The media aide to the monarch said his principal is strongly behind Sunday Igboho’s intention to drive “criminal herdsmen” away from the South-West.
Olafare noted that Ooni was silent on Igboho’s allegations because “it is not in the style of the Ooni to make an official response on any matter that threatens the unity and peace of the country, especially as it affects the descendants of Oduduwa worldwide”.
Igboho during a virtual ‘Townhall With Yoruba In Diaspora’ accused the monarch of disappointing the Yoruba people when he visited the President Muhammadu Buhari over the herdsmen crisis rocking the South-West region.
The Yoruba activist, however, apologised to the first-class king over his statement.
Olafare also said Ooni was unperturbed by Igboho’s abusive and derogatory words against him.
He said, “Sunday Igboho still remains a son to the Ooni. Baba has already forgiven him because he had tendered an apology via a video clip he produced via social media yesterday evening.”

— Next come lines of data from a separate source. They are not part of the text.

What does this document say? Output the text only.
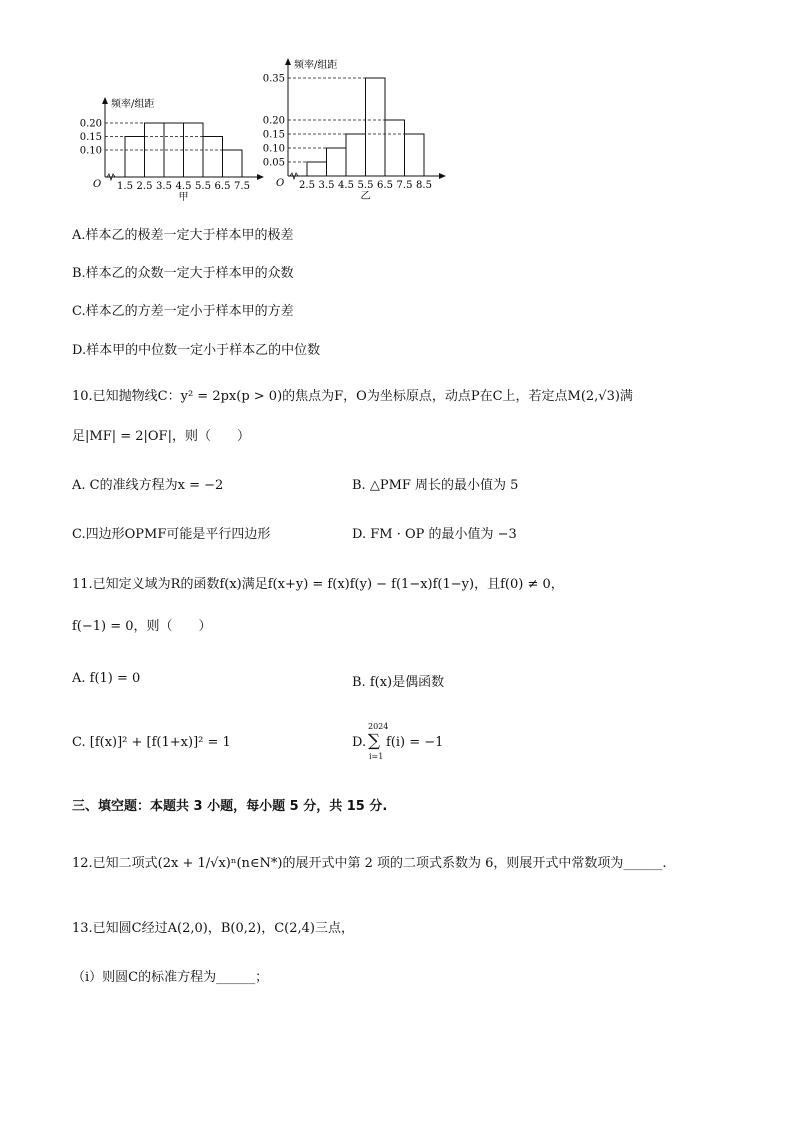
频率/组距
O
0.20
0.15
0.10
1.5 2.5 3.5 4.5 5.5 6.5 7.5
甲
频率/组距
O
0.35
0.20
0.15
0.10
0.05
2.5 3.5 4.5 5.5 6.5 7.5 8.5
乙
A.样本乙的极差一定大于样本甲的极差
B.样本乙的众数一定大于样本甲的众数
C.样本乙的方差一定小于样本甲的方差
D.样本甲的中位数一定小于样本乙的中位数
10.已知抛物线C：y² = 2px(p > 0)的焦点为F，O为坐标原点，动点P在C上，若定点M(2,√3)满
足|MF| = 2|OF|，则（　　）
A. C的准线方程为x = −2	B. △PMF 周长的最小值为 5
C.四边形OPMF可能是平行四边形	D. FM · OP 的最小值为 −3
11.已知定义域为R的函数f(x)满足f(x+y) = f(x)f(y) − f(1−x)f(1−y)，且f(0) ≠ 0，
f(−1) = 0，则（　　）
A. f(1) = 0	B. f(x)是偶函数
C. [f(x)]² + [f(1+x)]² = 1	D.
2024
∑
i=1
f(i) = −1
三、填空题：本题共 3 小题，每小题 5 分，共 15 分.
12.已知二项式(2x + 1/√x)ⁿ(n∈N*)的展开式中第 2 项的二项式系数为 6，则展开式中常数项为______.
13.已知圆C经过A(2,0)，B(0,2)，C(2,4)三点，
（i）则圆C的标准方程为______；
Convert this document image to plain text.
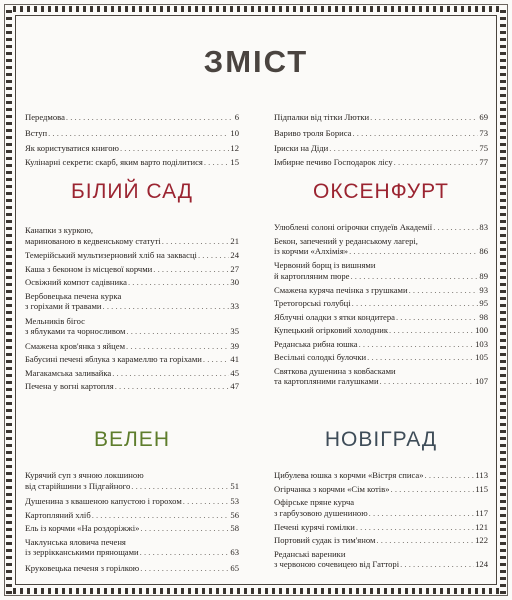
ЗМІСТ
Передмова . . .	6
Вступ . . .	10
Як користуватися книгою . . .	12
Кулінарні секрети: скарб, яким варто поділитися . . .	15
БІЛИЙ САД
Канапки з куркою,
маринованою в кедвенському статуті . . .	21
Темерійський мультизерновий хліб на заквасці . . .	24
Каша з беконом із місцевої корчми . . .	27
Освіжний компот садівника . . .	30
Вербовецька печена курка
з горіхами й травами . . .	33
Мельників бігос
з яблуками та чорносливом . . .	35
Смажена кров'янка з яйцем . . .	39
Бабусині печені яблука з карамеллю та горіхами . . .	41
Магакамська заливайка . . .	45
Печена у вогні картопля . . .	47
ВЕЛЕН
Курячий суп з ячною локшиною
від старійшини з Підгайного . . .	51
Душенина з квашеною капустою і горохом . . .	53
Картопляний хліб . . .	56
Ель із корчми «На роздоріжжі» . . .	58
Чаклунська яловича печеня
із зеррікканськими прянощами . . .	63
Круковецька печеня з горілкою . . .	65
Підпалки від тітки Лютки . . .	69
Вариво троля Бориса . . .	73
Іриски на Діди . . .	75
Імбирне печиво Господарок лісу . . .	77
ОКСЕНФУРТ
Улюблені солоні огірочки спудеїв Академії . . .	83
Бекон, запечений у реданському лагері,
із корчми «Алхімія» . . .	86
Червоний борщ із вишнями
й картопляним пюре . . .	89
Смажена курячa печінка з грушками . . .	93
Третогорські голубці . . .	95
Яблучні оладки з ятки кондитера . . .	98
Купецький огірковий холодник . . .	100
Реданська рибна юшка . . .	103
Весільні солодкі булочки . . .	105
Святкова душенина з ковбасками
та картопляними галушками . . .	107
НОВІГРАД
Цибулева юшка з корчми «Вістря списа» . . .	113
Огірчанка з корчми «Сім котів» . . .	115
Офірське пряне курча
з гарбузовою душениною . . .	117
Печені курячі гомілки . . .	121
Портовий судак із тим'яном . . .	122
Реданські вареники
з червоною сочевицею від Гатторі . . .	124
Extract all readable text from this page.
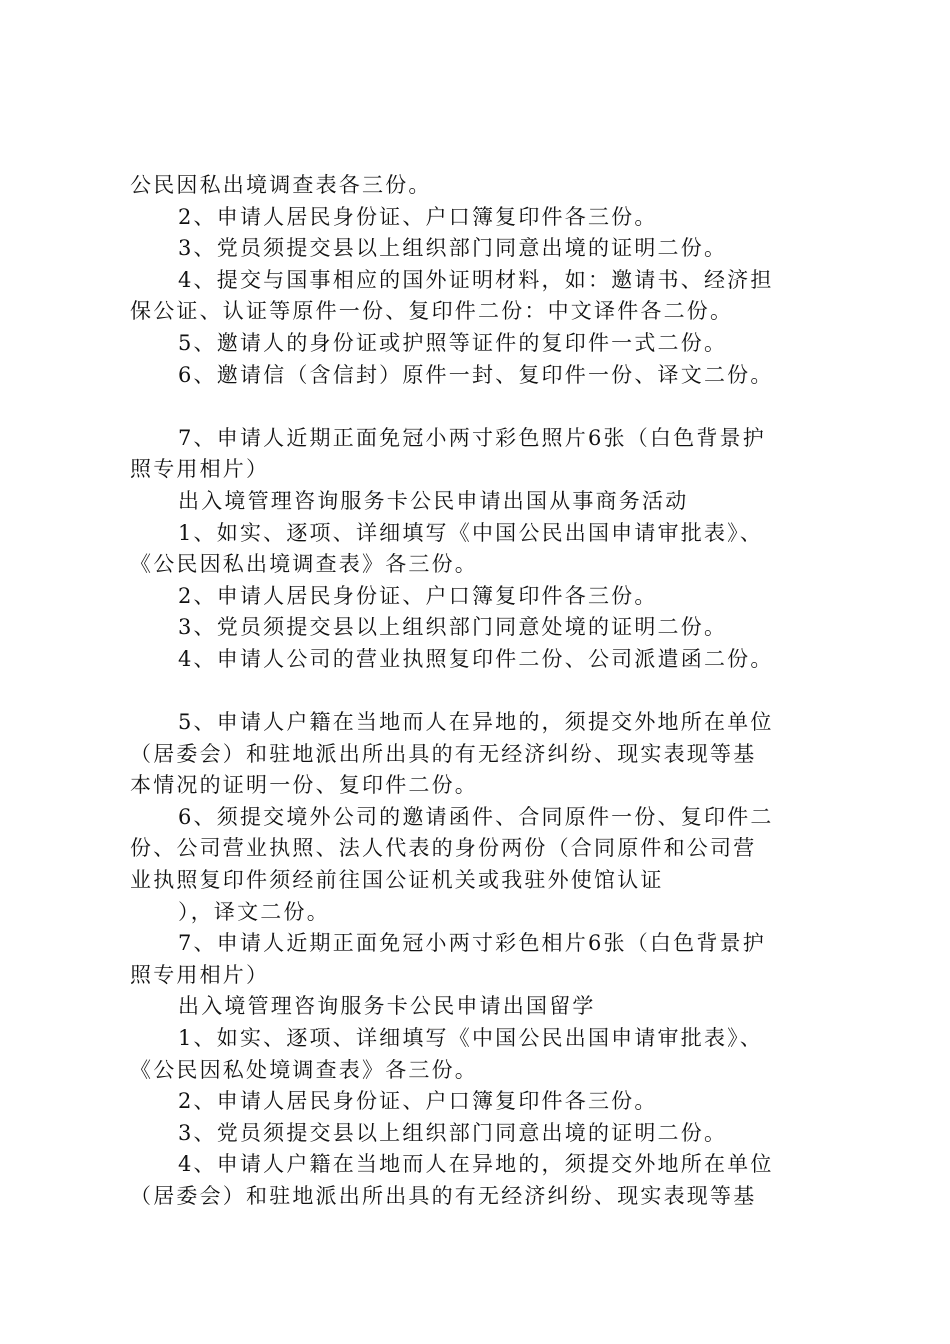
公民因私出境调查表各三份。
2、申请人居民身份证、户口簿复印件各三份。
3、党员须提交县以上组织部门同意出境的证明二份。
4、提交与国事相应的国外证明材料，如：邀请书、经济担
保公证、认证等原件一份、复印件二份：中文译件各二份。
5、邀请人的身份证或护照等证件的复印件一式二份。
6、邀请信（含信封）原件一封、复印件一份、译文二份。
7、申请人近期正面免冠小两寸彩色照片6张（白色背景护
照专用相片）
出入境管理咨询服务卡公民申请出国从事商务活动
1、如实、逐项、详细填写《中国公民出国申请审批表》、
《公民因私出境调查表》各三份。
2、申请人居民身份证、户口簿复印件各三份。
3、党员须提交县以上组织部门同意处境的证明二份。
4、申请人公司的营业执照复印件二份、公司派遣函二份。
5、申请人户籍在当地而人在异地的，须提交外地所在单位
（居委会）和驻地派出所出具的有无经济纠纷、现实表现等基
本情况的证明一份、复印件二份。
6、须提交境外公司的邀请函件、合同原件一份、复印件二
份、公司营业执照、法人代表的身份两份（合同原件和公司营
业执照复印件须经前往国公证机关或我驻外使馆认证
），译文二份。
7、申请人近期正面免冠小两寸彩色相片6张（白色背景护
照专用相片）
出入境管理咨询服务卡公民申请出国留学
1、如实、逐项、详细填写《中国公民出国申请审批表》、
《公民因私处境调查表》各三份。
2、申请人居民身份证、户口簿复印件各三份。
3、党员须提交县以上组织部门同意出境的证明二份。
4、申请人户籍在当地而人在异地的，须提交外地所在单位
（居委会）和驻地派出所出具的有无经济纠纷、现实表现等基
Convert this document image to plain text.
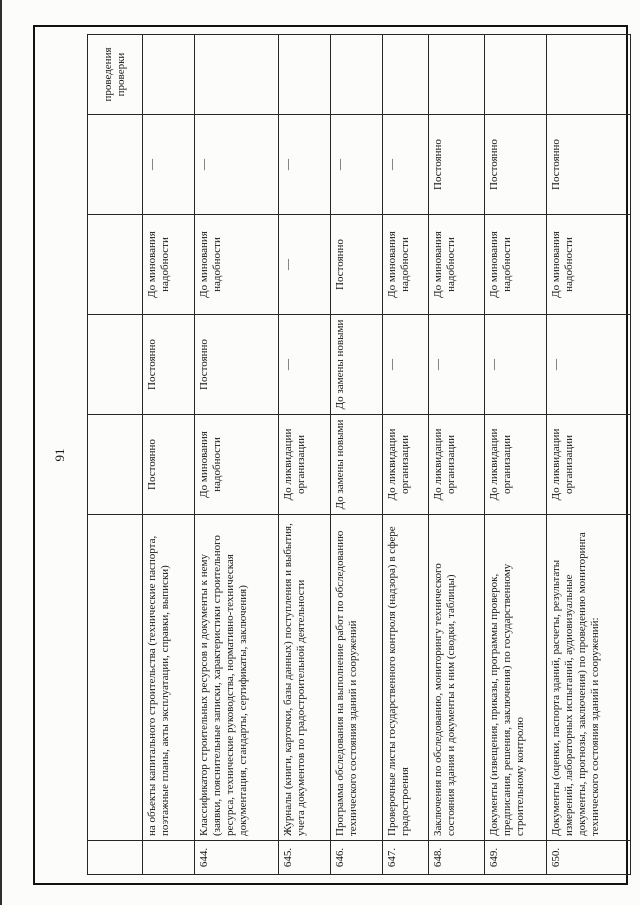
91
						проведения проверки
	на объекты капитального строительства (технические паспорта, поэтажные планы, акты эксплуатации, справки, выписки)	Постоянно	Постоянно	До минования надобности	—	
644.	Классификатор строительных ресурсов и документы к нему (заявки, пояснительные записки, характеристики строительного ресурса, технические руководства, нормативно-техническая документация, стандарты, сертификаты, заключения)	До минования надобности	Постоянно	До минования надобности	—	
645.	Журналы (книги, карточки, базы данных) поступления и выбытия, учета документов по градостроительной деятельности	До ликвидации организации	—	—	—	
646.	Программа обследования на выполнение работ по обследованию технического состояния зданий и сооружений	До замены новыми	До замены новыми	Постоянно	—	
647.	Проверочные листы государственного контроля (надзора) в сфере градостроения	До ликвидации организации	—	До минования надобности	—	
648.	Заключения по обследованию, мониторингу технического состояния здания и документы к ним (сводки, таблицы)	До ликвидации организации	—	До минования надобности	Постоянно	
649.	Документы (извещения, приказы, программы проверок, предписания, решения, заключения) по государственному строительному контролю	До ликвидации организации	—	До минования надобности	Постоянно	
650.	Документы (оценки, паспорта зданий, расчеты, результаты измерений, лабораторных испытаний, аудиовизуальные документы, прогнозы, заключения) по проведению мониторинга технического состояния зданий и сооружений:	До ликвидации организации	—	До минования надобности	Постоянно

“The royal father could not bicker with any of his sons even in the face of quantum of provocations.”
“Sunday Igboho thereafter released the video in which he tendered his apology. Even though the way and manner Sunday had behaved was sacrilegious to the Oduduwa throne but he has already apologised and I can confirm that Arole Oodua has forgiven him, because, there is no perfection in humanity. Sunday is a human being like any other normal human being who could misbehave as well. No one is perfect!”
“As the father of all, the Arole Oduduwa Olofin Adimula remains his father who had even identified with him in the past two weeks he had begun with the struggle and he is still solidly behind him for the liberation of the Yorubas from criminal herdsmen who have adamantly terrorised our land. Just that he must watch his back so that people with ulterior motives will not hijack his movement.”
The traditional ruler, however, appealed to all and sundry to “let the sleeping dog lies on the matter because Sunday had been forgiven and life must go on”.